Reno 911! Miami
Director
Cast
, , , , , , , , , ,
Rated
R
Runtime
84 min.
Release Date
02/23/2007
Reno 911!: Miami

The popular Comedy Central show Reno 911! makes its big-screen debut in Reno 911!: Miami (a title with too much punctuation). If you’ve never seen the show, it’s a mockup of COPS except a little funnier and set in Reno, NV. Filled with star-studded cameos, lots of swearing, and boobs galore, the film’s cast sheds all of their TV hindrances for their transition to motion pictures. But ultimately the movie is nothing the show wasn’t capable of, minus a few F-words and topless women. Television on the big screen just isn’t impressive. Throughout the movie,  I felt as though I should be at home in my pajamas, only half-watching this movie just for noise in the background, while I busy myself with something that deserves my attention.

The story involves the officers of Reno 911! accepting an invitation to a law enforcement conference in Miami. Excited as children at the gates of Disneyland, upon arriving the group is crushed when told their names aren’t on the list. Refused admittance into the conference, the officers decide to make the best of a bad situation: they check into a dank motel and enjoy the spoils of Miami. Later, they discover the conference was contaminated with a poison and all officers in the area, save themselves, were quarantined inside. Reluctantly, the city of Miami puts the cops of Reno, NV in charge of the city’s safety. Antics ensue.

A college professor of mine asserted that TV imitates film, but film never imitates TV. As motion pictures came first and are generally regarded as art, TV remains jealous, always attempting to become film, thought never quite reaching the prestige of cinema. In terms of form, TV is low art and film is high art. Cinema only works at making fun of TV; whereas TV attempts to emulate film and can never make fun of it. Given the history of TV-based movies wherein the film out-does the show on which it’s based (see Mission: Impossible, The Fugitive, etc.), this opinion is hard to argue against.

Reno 911!: Miami desperately reaches for filmic standards by including a new “exotic” locale and an explosion or two, but accomplishes nothing the TV show was incapable of. The movie feels like the show moved from Comedy Central to HBO, as the TV-esque presentation varies little, save for the aforementioned swearing and nudity. These changes become obvious, if not pointlessly labored over—specifically the nudity, which is literally shoved in the audience’s face as if to say, “We’re not on TV anymore! Look what we can show you now: Boobs!!!” The movie features cameos from Danny DeVito, The Rock, Paul Rudd, and regulars from the short-lived MTV sketch comedy show The State, of which several members of the Reno 911! cast are alums. These guest appearances were chuckle-worthy at best. Their inclusion desperately attempted to elevate the film, but instead reminded the audience that Reno 911!: Miami didn’t have any real stars of its own.

One mildly impressive sequence involves us spying on the cast Rear Window-style on their first night in their dank motel.

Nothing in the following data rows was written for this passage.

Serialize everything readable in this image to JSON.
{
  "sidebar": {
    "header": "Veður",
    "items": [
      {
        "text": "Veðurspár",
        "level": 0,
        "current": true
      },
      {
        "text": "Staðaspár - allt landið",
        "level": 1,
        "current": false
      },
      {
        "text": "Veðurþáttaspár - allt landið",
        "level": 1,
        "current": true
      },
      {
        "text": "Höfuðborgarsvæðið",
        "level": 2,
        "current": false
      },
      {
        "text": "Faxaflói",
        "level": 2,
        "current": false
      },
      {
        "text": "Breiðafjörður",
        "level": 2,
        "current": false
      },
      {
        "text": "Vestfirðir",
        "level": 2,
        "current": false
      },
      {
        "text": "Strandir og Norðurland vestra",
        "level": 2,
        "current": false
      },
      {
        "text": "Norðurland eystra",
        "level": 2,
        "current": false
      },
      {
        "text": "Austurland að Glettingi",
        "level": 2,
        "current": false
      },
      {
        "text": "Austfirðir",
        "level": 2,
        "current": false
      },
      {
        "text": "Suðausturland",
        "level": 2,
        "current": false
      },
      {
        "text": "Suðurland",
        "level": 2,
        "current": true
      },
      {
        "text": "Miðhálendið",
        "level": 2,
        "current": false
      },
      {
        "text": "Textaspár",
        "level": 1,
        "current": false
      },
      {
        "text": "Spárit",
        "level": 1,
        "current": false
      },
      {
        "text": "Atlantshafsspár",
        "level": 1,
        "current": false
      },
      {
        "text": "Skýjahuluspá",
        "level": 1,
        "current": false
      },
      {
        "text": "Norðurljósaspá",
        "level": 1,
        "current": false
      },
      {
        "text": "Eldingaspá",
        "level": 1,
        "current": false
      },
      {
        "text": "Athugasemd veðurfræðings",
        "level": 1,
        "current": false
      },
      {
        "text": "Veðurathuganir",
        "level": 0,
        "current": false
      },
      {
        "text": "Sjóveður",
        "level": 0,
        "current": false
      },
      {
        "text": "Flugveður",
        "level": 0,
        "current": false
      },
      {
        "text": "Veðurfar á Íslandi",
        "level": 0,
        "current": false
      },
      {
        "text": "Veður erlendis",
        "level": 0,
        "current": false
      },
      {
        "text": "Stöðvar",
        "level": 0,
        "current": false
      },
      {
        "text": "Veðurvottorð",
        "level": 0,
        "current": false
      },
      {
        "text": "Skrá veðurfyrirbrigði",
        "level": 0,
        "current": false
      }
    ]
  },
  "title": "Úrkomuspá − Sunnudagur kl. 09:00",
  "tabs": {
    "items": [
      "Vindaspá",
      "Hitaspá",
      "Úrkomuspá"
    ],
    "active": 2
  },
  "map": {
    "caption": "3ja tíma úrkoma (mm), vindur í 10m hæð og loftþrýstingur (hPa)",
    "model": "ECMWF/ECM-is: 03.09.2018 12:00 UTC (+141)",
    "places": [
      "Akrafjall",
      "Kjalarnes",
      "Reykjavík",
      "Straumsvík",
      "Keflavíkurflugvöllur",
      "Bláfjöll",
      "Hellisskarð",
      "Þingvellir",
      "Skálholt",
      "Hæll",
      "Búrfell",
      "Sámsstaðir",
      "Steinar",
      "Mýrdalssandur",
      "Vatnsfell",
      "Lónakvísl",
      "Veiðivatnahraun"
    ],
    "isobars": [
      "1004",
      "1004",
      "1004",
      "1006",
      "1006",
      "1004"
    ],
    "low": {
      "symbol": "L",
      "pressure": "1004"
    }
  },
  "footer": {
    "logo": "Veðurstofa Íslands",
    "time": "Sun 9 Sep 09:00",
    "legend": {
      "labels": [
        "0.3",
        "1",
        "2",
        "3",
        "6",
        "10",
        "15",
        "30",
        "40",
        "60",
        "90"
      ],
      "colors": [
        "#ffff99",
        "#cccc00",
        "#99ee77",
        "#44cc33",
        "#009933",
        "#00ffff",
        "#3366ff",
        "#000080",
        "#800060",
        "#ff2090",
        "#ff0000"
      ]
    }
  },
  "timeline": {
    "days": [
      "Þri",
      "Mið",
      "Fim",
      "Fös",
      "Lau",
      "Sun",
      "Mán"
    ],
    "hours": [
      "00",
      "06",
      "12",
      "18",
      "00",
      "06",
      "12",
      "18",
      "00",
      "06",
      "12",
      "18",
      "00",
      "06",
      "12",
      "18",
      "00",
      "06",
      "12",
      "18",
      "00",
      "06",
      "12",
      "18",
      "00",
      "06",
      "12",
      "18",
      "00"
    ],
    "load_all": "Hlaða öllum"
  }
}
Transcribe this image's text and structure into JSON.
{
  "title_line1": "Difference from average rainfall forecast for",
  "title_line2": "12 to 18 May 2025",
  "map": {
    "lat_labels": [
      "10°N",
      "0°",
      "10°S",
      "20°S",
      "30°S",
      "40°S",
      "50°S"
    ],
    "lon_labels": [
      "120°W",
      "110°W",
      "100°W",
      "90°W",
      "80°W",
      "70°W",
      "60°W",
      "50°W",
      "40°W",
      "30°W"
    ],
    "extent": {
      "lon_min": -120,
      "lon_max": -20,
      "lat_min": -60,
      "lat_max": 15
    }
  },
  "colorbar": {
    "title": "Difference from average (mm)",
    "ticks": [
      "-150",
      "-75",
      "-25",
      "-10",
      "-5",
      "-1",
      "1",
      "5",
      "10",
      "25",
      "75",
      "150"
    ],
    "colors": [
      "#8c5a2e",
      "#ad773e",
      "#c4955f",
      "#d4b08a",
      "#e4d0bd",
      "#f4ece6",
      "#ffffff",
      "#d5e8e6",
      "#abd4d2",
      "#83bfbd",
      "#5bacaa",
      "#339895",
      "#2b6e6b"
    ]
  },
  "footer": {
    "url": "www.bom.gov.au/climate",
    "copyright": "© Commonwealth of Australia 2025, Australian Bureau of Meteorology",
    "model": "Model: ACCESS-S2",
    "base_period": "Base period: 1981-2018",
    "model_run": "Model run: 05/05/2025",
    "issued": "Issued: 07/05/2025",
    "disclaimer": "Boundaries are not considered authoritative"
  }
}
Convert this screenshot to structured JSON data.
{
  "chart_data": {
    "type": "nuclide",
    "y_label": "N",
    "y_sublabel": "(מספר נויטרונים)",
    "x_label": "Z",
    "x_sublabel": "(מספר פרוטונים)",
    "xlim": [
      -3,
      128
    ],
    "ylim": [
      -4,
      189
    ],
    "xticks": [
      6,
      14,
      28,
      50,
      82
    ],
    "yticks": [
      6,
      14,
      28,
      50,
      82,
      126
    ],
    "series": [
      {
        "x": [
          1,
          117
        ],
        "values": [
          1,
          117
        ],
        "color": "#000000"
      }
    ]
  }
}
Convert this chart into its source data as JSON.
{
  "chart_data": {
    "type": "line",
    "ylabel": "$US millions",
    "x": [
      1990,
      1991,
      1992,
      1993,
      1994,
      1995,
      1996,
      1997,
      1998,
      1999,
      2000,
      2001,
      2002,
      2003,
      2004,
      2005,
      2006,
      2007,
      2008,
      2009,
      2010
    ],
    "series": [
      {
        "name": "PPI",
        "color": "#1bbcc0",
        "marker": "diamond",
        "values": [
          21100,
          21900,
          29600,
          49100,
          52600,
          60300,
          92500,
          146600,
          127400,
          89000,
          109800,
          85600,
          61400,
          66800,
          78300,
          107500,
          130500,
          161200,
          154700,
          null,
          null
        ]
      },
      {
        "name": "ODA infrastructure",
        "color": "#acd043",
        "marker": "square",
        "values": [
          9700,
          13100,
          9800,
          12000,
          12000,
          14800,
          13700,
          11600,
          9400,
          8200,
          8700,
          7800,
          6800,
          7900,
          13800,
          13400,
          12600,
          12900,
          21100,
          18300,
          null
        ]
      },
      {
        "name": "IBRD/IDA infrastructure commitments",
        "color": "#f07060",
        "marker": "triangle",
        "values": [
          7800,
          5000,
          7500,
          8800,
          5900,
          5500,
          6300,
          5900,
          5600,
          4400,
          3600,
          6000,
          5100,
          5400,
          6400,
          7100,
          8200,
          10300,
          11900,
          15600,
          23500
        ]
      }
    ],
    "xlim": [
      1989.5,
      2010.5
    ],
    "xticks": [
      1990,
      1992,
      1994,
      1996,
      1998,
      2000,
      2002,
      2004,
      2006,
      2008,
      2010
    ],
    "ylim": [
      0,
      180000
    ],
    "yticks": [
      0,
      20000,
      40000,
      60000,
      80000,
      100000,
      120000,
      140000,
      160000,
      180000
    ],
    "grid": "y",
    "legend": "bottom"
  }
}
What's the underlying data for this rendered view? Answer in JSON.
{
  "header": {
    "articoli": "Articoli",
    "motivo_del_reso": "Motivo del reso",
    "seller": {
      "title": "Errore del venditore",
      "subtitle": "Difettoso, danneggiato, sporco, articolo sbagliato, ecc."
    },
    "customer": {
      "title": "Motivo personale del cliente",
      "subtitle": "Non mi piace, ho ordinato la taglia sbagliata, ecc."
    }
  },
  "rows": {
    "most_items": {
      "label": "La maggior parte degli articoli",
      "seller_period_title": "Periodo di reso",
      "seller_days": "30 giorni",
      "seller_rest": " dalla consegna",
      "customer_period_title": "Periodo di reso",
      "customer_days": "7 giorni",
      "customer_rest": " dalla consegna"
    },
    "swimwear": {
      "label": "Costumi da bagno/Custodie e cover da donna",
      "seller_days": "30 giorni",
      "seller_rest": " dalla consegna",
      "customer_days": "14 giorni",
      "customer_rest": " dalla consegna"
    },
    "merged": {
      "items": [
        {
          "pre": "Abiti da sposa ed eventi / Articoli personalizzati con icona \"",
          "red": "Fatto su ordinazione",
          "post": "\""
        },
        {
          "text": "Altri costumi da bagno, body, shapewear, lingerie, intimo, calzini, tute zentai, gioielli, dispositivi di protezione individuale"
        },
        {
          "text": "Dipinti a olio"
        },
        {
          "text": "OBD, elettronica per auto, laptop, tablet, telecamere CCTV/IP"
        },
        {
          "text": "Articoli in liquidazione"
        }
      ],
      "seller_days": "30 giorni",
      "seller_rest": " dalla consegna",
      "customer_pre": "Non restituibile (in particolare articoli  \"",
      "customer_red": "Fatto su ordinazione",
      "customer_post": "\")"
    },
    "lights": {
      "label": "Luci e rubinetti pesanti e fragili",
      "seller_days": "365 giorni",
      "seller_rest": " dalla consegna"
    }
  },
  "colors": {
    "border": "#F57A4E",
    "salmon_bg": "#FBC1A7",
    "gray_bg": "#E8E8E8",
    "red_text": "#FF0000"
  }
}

In a single take, the camera moves between two exterior floors, peering in through windows, watching inebriated interaction on a lonely night. One officer make passes on another, while others avoid being cornered by the pursuer. Most of them are plumb drunk; all of them are too pathetic to get dates. The camera eventually pulls back to reveal the whole motel wherein through their windows, we see several officers masturbating.

I wasn’t expecting cleverness from Reno 911!: Miami (and I didn’t get any cleverness, either); instead, I hoped for something worthy of the theater. I laughed plenty, but the laughs were the type of gross-out and shock-humor devices that don’t last; repeated viewing won’t be as fruitful as the first. I kept wondering why this film was made. Is the show that successful? Unless you’re a die-hard fan of the characters, there’s no reason to see this picture. Audiences looking for something other than TV on the big-screen will be disappointed—it’s a meagerly glorified four-part episode.